The Assessing Officer (AO) issued a notice under section 148(b) alleging escapement of income on the issue of non-charging interest to the Indian subsidiary. The assessee filed a detailed response to the notice. Subsequently, the AO passed an order under section 148A(d), and consequential notice under section 148 of the even date was also issued, requiring the assessee to file the return of income.

Aggrieved by the order, the assessee filed a writ petition before the Gujarat High Court.

High Court Held

The High Court held that the impugned order passed by the AO had recorded the contents of the notice issued under section 148A(b) and thereafter reproduced the entire submissions made by the assessee and again reiterated the contents of the notice under section 148A(b) to come to prima facie conclusion that it was a fit case to reopen the assessment.

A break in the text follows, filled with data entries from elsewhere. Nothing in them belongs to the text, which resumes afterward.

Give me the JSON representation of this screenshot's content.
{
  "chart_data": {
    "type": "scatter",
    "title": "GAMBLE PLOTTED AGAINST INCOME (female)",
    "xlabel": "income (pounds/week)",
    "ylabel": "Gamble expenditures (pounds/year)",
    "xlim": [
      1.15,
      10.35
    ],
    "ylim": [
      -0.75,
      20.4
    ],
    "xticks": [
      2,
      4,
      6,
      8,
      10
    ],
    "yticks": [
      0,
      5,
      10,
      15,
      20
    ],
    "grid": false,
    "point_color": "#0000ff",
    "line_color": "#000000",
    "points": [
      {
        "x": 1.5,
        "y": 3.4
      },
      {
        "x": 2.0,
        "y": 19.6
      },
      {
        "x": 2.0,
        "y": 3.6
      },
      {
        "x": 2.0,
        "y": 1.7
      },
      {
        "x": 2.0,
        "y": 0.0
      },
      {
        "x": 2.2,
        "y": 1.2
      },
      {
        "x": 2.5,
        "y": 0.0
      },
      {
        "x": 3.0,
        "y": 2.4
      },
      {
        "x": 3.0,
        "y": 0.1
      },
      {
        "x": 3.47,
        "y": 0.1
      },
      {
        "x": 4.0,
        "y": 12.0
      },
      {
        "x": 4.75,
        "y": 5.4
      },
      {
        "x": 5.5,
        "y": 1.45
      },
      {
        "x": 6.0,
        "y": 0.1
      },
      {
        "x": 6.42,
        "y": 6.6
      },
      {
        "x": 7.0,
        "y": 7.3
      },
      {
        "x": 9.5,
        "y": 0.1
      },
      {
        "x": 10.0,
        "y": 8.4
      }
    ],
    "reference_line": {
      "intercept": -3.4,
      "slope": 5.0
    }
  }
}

Reasons are required to be given by any quasi-judicial authority dealing with the contentions raised more particularly in the Scheme of the Act when it stipulates statutory opportunity to the assessee to file a reply to the notice issued under section 148A(b) and thereafter on consideration of the reply and materials on record, the AO is required to come to the prima facie conclusion that it is a fit case to reopen the assessment.

It appeared from the impugned order that the AO had materially complied with the formalities of consideration “of reply” by reproducing the reply without dealing with the issues raised in the said reply. Merely reproduction of the reply filed by the assessee cannot be said to be in compliance with provisions of section 148A(d).

On comparison of the contents of the notice and the conclusion arrived at after reproduction of the reply of the assessee, it was apparent that the AO did not apply his mind while passing the impugned order under section 148A(d). As AO did not state as to why the submissions filed by the assessee were not acceptable and without dealing with it which was a pre-requisite passed the impugned order under section 148A(d).

Thus, failure on the part of the AO to give reasons dealing with the contentions of the assessee resulted in the entire purpose of introduction of the Scheme for reopening under section 148A as a futile exercise.

Therefore, the impugned order under section 148A(d) was not tenable as it was bereft of any reason and consequently, notice under section 148 was also liable to be quashed and set aside.